Metal-based fragment molecule library to screen for drug candidates

Researchers have developed a novel metal-based fragment library of molecules that can be used to screen for new drug candidates.

A new library of drug compounds has been developed which includes metal-based three-dimensional (3D) fragments; an advance on most libraries which only contain one- and two-dimensional shapes, say the researchers. 

In the image, fragments and protein are shown with molecular surface maps coloured to indicate lipophilicity. Hydrophilic and lipophilic regions are represented by pink and green surfaces, respectively (credit: Seth Cohen, UC San Diego).
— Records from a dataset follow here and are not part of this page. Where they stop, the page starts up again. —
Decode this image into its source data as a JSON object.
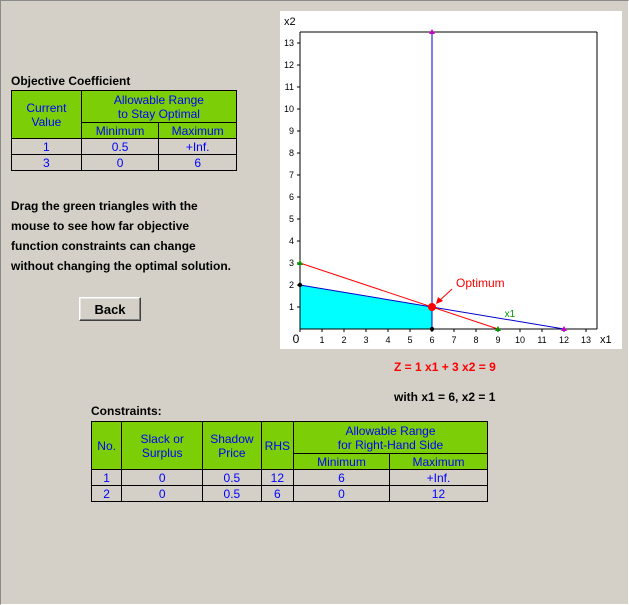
{
  "objective": {
    "title": "Objective Coefficient",
    "header_current": "Current Value",
    "header_range_l1": "Allowable Range",
    "header_range_l2": "to Stay Optimal",
    "header_min": "Minimum",
    "header_max": "Maximum",
    "rows": [
      {
        "current": "1",
        "min": "0.5",
        "max": "+Inf."
      },
      {
        "current": "3",
        "min": "0",
        "max": "6"
      }
    ]
  },
  "instructions": {
    "line1": "Drag the green triangles with the",
    "line2": "mouse to see how far objective",
    "line3": "function constraints can change",
    "line4": "without changing the optimal solution."
  },
  "back_label": "Back",
  "equation": {
    "z_text": "Z = 1 x1 + 3 x2 = 9",
    "z_color": "#ff0000",
    "solution_text": "with x1 = 6, x2 = 1"
  },
  "constraints": {
    "title": "Constraints:",
    "header_no": "No.",
    "header_slack_l1": "Slack or",
    "header_slack_l2": "Surplus",
    "header_shadow_l1": "Shadow",
    "header_shadow_l2": "Price",
    "header_rhs": "RHS",
    "header_range_l1": "Allowable Range",
    "header_range_l2": "for Right-Hand Side",
    "header_min": "Minimum",
    "header_max": "Maximum",
    "rows": [
      {
        "no": "1",
        "slack": "0",
        "shadow": "0.5",
        "rhs": "12",
        "min": "6",
        "max": "+Inf."
      },
      {
        "no": "2",
        "slack": "0",
        "shadow": "0.5",
        "rhs": "6",
        "min": "0",
        "max": "12"
      }
    ]
  },
  "chart_data": {
    "type": "line",
    "xlabel": "x1",
    "ylabel": "x2",
    "xlim": [
      0,
      13.5
    ],
    "ylim": [
      0,
      13.5
    ],
    "xticks": [
      0,
      1,
      2,
      3,
      4,
      5,
      6,
      7,
      8,
      9,
      10,
      11,
      12,
      13
    ],
    "yticks": [
      1,
      2,
      3,
      4,
      5,
      6,
      7,
      8,
      9,
      10,
      11,
      12,
      13
    ],
    "feasible_region": [
      [
        0,
        0
      ],
      [
        0,
        2
      ],
      [
        6,
        1
      ],
      [
        6,
        0
      ]
    ],
    "feasible_color": "#00ffff",
    "lines": [
      {
        "role": "constraint-1",
        "points": [
          [
            0,
            2
          ],
          [
            12,
            0
          ]
        ],
        "color": "#0000cc"
      },
      {
        "role": "constraint-2",
        "points": [
          [
            6,
            0
          ],
          [
            6,
            13.5
          ]
        ],
        "color": "#0000cc"
      },
      {
        "role": "objective",
        "points": [
          [
            0,
            3
          ],
          [
            9,
            0
          ]
        ],
        "color": "#ff0000"
      }
    ],
    "handles": [
      {
        "x": 0,
        "y": 3,
        "shape": "triangle",
        "color": "#009900"
      },
      {
        "x": 9,
        "y": 0,
        "shape": "triangle",
        "color": "#009900"
      },
      {
        "x": 0,
        "y": 2,
        "shape": "dot",
        "color": "#000000"
      },
      {
        "x": 6,
        "y": 0,
        "shape": "dot",
        "color": "#000000"
      },
      {
        "x": 12,
        "y": 0,
        "shape": "triangle",
        "color": "#cc00cc"
      },
      {
        "x": 6,
        "y": 13.5,
        "shape": "triangle",
        "color": "#cc00cc"
      }
    ],
    "optimum": {
      "x": 6,
      "y": 1,
      "label": "Optimum",
      "color": "#ff0000"
    },
    "objective_label": {
      "x": 9.3,
      "y": 0.55,
      "text": "x1",
      "color": "#009900"
    },
    "colors": {
      "axis": "#000000",
      "tick_text": "#000000",
      "grid": "none"
    }
  }
}
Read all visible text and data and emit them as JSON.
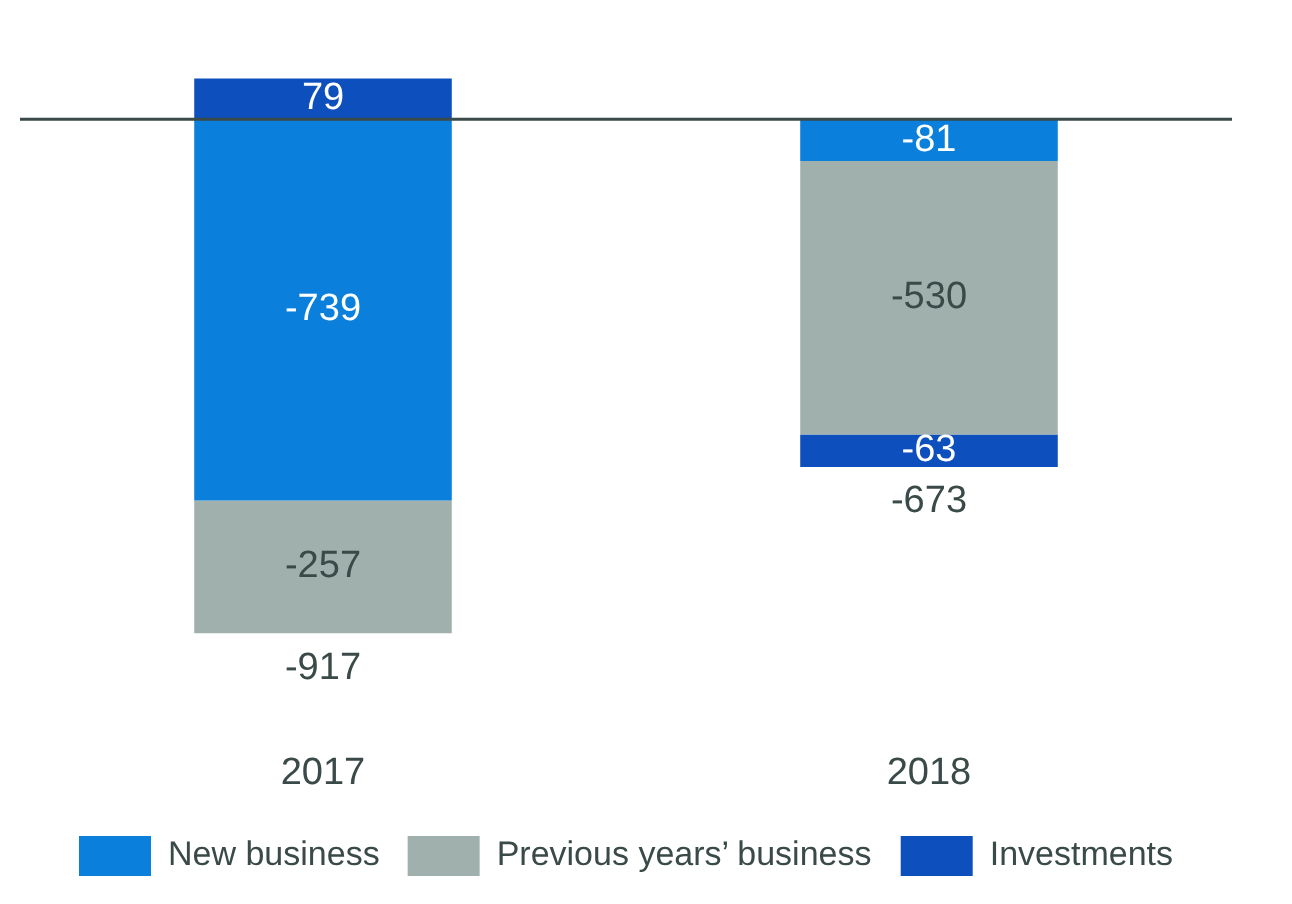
{
  "chart_data": {
    "type": "bar",
    "stacked": true,
    "categories": [
      "2017",
      "2018"
    ],
    "series": [
      {
        "name": "New business",
        "color": "#0a7fdc",
        "values": [
          -739,
          -81
        ]
      },
      {
        "name": "Previous years’ business",
        "color": "#a0b0ac",
        "values": [
          -257,
          -530
        ]
      },
      {
        "name": "Investments",
        "color": "#0d4fbd",
        "values": [
          79,
          -63
        ]
      }
    ],
    "data_labels": true,
    "totals": [
      "-917",
      "-673"
    ],
    "legend": "bottom",
    "grid": false
  }
}
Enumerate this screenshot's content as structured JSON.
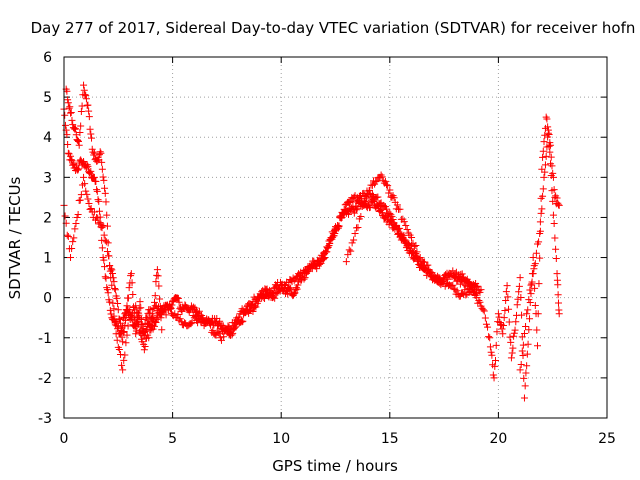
{
  "chart_data": {
    "type": "scatter",
    "title": "Day 277 of 2017, Sidereal Day-to-day VTEC variation (SDTVAR) for receiver hofn",
    "xlabel": "GPS time / hours",
    "ylabel": "SDTVAR / TECUs",
    "xlim": [
      0,
      25
    ],
    "ylim": [
      -3,
      6
    ],
    "xticks": [
      0,
      5,
      10,
      15,
      20,
      25
    ],
    "yticks": [
      -3,
      -2,
      -1,
      0,
      1,
      2,
      3,
      4,
      5,
      6
    ],
    "grid": true,
    "marker": "+",
    "series": [
      {
        "name": "SDTVAR",
        "color": "#ff0000",
        "tracks": [
          {
            "x": [
              0.0,
              0.2,
              0.4,
              0.6,
              0.8,
              1.0,
              1.2,
              1.4,
              1.6,
              1.8,
              2.0,
              2.2,
              2.4,
              2.6,
              2.8,
              3.0,
              3.2,
              3.4,
              3.6,
              3.8,
              4.0,
              4.2,
              4.4,
              4.6,
              4.8,
              5.0,
              5.2,
              5.4,
              5.6,
              5.8,
              6.0,
              6.2,
              6.4,
              6.6,
              6.8,
              7.0,
              7.2,
              7.4,
              7.6,
              7.8,
              8.0,
              8.2,
              8.4,
              8.6,
              8.8,
              9.0,
              9.2,
              9.4,
              9.6,
              9.8,
              10.0,
              10.2,
              10.4,
              10.6,
              10.8,
              11.0,
              11.2,
              11.4,
              11.6,
              11.8,
              12.0,
              12.2,
              12.4,
              12.6,
              12.8,
              13.0,
              13.2,
              13.4,
              13.6,
              13.8,
              14.0,
              14.2,
              14.4,
              14.6,
              14.8,
              15.0,
              15.2,
              15.4,
              15.6,
              15.8,
              16.0,
              16.2,
              16.4,
              16.6,
              16.8,
              17.0,
              17.2,
              17.4,
              17.6,
              17.8,
              18.0,
              18.2,
              18.4,
              18.6,
              18.8,
              19.0
            ],
            "y": [
              4.7,
              3.6,
              3.3,
              3.2,
              3.4,
              3.3,
              3.1,
              3.0,
              2.4,
              1.0,
              0.2,
              -0.5,
              -0.6,
              -0.9,
              -0.4,
              -0.3,
              -0.7,
              -0.6,
              -1.1,
              -0.5,
              -0.8,
              -0.6,
              -0.4,
              -0.2,
              -0.3,
              -0.1,
              0.0,
              -0.3,
              -0.2,
              -0.3,
              -0.3,
              -0.4,
              -0.5,
              -0.6,
              -0.6,
              -0.6,
              -0.7,
              -0.8,
              -0.9,
              -0.8,
              -0.6,
              -0.6,
              -0.3,
              -0.3,
              -0.2,
              0.0,
              0.0,
              0.1,
              0.1,
              0.3,
              0.3,
              0.1,
              0.2,
              0.1,
              0.4,
              0.6,
              0.7,
              0.8,
              0.8,
              0.9,
              1.0,
              1.3,
              1.6,
              1.8,
              2.0,
              2.1,
              2.2,
              2.2,
              2.4,
              2.3,
              2.3,
              2.4,
              2.3,
              2.2,
              2.0,
              1.9,
              1.8,
              1.6,
              1.5,
              1.3,
              1.1,
              1.0,
              0.8,
              0.7,
              0.6,
              0.5,
              0.4,
              0.4,
              0.5,
              0.6,
              0.6,
              0.5,
              0.5,
              0.4,
              0.2,
              0.1
            ]
          },
          {
            "x": [
              0.0,
              0.3,
              0.6,
              0.9,
              1.2,
              1.5,
              1.8,
              2.1,
              2.4,
              2.7,
              3.0,
              3.3,
              3.6,
              3.9,
              4.2,
              4.5,
              4.8,
              5.1,
              5.4,
              5.7,
              6.0,
              6.3,
              6.6,
              6.9,
              7.2,
              7.5,
              7.8,
              8.1,
              8.4,
              8.7,
              9.0,
              9.3,
              9.6,
              9.9,
              10.2,
              10.5,
              10.8,
              11.1,
              11.4,
              11.7,
              12.0,
              12.3,
              12.6,
              12.9,
              13.2,
              13.5,
              13.8,
              14.1,
              14.4,
              14.7,
              15.0,
              15.3,
              15.6,
              15.9,
              16.2,
              16.5,
              16.8,
              17.1,
              17.4,
              17.7,
              18.0,
              18.3,
              18.6,
              18.9,
              19.2
            ],
            "y": [
              2.3,
              1.0,
              2.0,
              3.0,
              2.2,
              2.0,
              1.8,
              0.8,
              -0.9,
              -1.8,
              -0.5,
              -0.2,
              -0.8,
              -1.0,
              -0.2,
              -0.4,
              -0.3,
              -0.4,
              -0.6,
              -0.7,
              -0.5,
              -0.6,
              -0.6,
              -0.9,
              -1.0,
              -0.8,
              -0.7,
              -0.4,
              -0.3,
              -0.1,
              0.0,
              0.2,
              0.0,
              0.2,
              0.3,
              0.4,
              0.6,
              0.5,
              0.8,
              0.9,
              1.1,
              1.5,
              1.8,
              2.2,
              2.4,
              2.5,
              2.6,
              2.6,
              2.5,
              2.3,
              2.1,
              1.8,
              1.5,
              1.3,
              1.1,
              0.9,
              0.7,
              0.5,
              0.4,
              0.3,
              0.2,
              0.1,
              0.2,
              0.3,
              0.2
            ]
          },
          {
            "x": [
              0.1,
              0.3,
              0.5,
              0.7,
              0.9,
              1.1,
              1.3,
              1.5,
              1.7,
              1.9,
              2.1,
              2.3,
              2.5,
              2.7,
              2.9,
              3.1,
              3.3,
              3.5,
              3.7,
              3.9,
              4.1,
              4.3,
              4.5
            ],
            "y": [
              5.2,
              4.6,
              4.2,
              3.8,
              5.3,
              4.8,
              3.7,
              3.4,
              3.6,
              2.6,
              0.8,
              0.4,
              -0.3,
              -1.1,
              -0.2,
              0.6,
              -0.9,
              -0.1,
              -1.3,
              -0.3,
              -0.5,
              0.7,
              -0.8
            ]
          },
          {
            "x": [
              13.0,
              13.4,
              13.8,
              14.2,
              14.5,
              14.8,
              15.1,
              15.4,
              15.8,
              16.2
            ],
            "y": [
              0.9,
              1.6,
              2.3,
              2.8,
              3.0,
              2.9,
              2.5,
              2.2,
              1.7,
              1.3
            ]
          },
          {
            "x": [
              18.0,
              18.5,
              19.0,
              19.3,
              19.6,
              19.8,
              20.0,
              20.2,
              20.4,
              20.6,
              20.8,
              21.0,
              21.2,
              21.4,
              21.6,
              21.8,
              22.0,
              22.2,
              22.4,
              22.6,
              22.8
            ],
            "y": [
              0.5,
              0.3,
              0.0,
              -0.3,
              -1.0,
              -2.0,
              -0.4,
              -0.9,
              0.3,
              -1.5,
              -0.6,
              0.5,
              -2.5,
              -0.8,
              1.0,
              -1.2,
              3.2,
              4.5,
              3.8,
              2.5,
              2.3
            ]
          },
          {
            "x": [
              21.0,
              21.3,
              21.6,
              21.9,
              22.1,
              22.3,
              22.5,
              22.7,
              22.8
            ],
            "y": [
              -1.8,
              -0.4,
              0.6,
              1.6,
              3.0,
              4.1,
              2.4,
              0.6,
              -0.4
            ]
          }
        ]
      }
    ]
  }
}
A study, conducted at the University of California (UC) San Diego, US, demonstrated how shape plays a key role in dictating the biological effects of molecules, informing fragment-based drug discovery (FBDD). The team used a novel type of metal-based molecular building block to serve as a basis for developing new therapeutics. 

“The reason we used these is because they have unique shapes that are not readily achieved by organic or metal-free molecular building blocks. These unique shapes allow them to bind to important biomolecules for treating disease,” explained lead researcher Professor Seth Cohen. “This research could open up new avenues for discovering drugs to treat life-threatening illnesses such as cancer, influenza or multidrug resistant bacteria.”

The researchers focused on 3D mononuclear complexes as structural scaffolds that can be grown into drug-like molecules by modifying specific parts of their fragments. This led to a metallofragment (mF) library which included 13 classes of complexes. 

The team then screened these against three therapeutic targets including portions of the H1N1 influenza virus, NDM-1 (found in some antibiotic-resistant bacteria) and an anti-cancer target. This showed that the mF platform was successful and could be effective for future FBDD studies. 

“We hope, in an ideal scenario, that in eight to 10 years’ time, some of these building blocks will begin to find their way into new drug candidates that are providing life-saving cures for human health,” said Cohen.

The study was published in Chemical Science.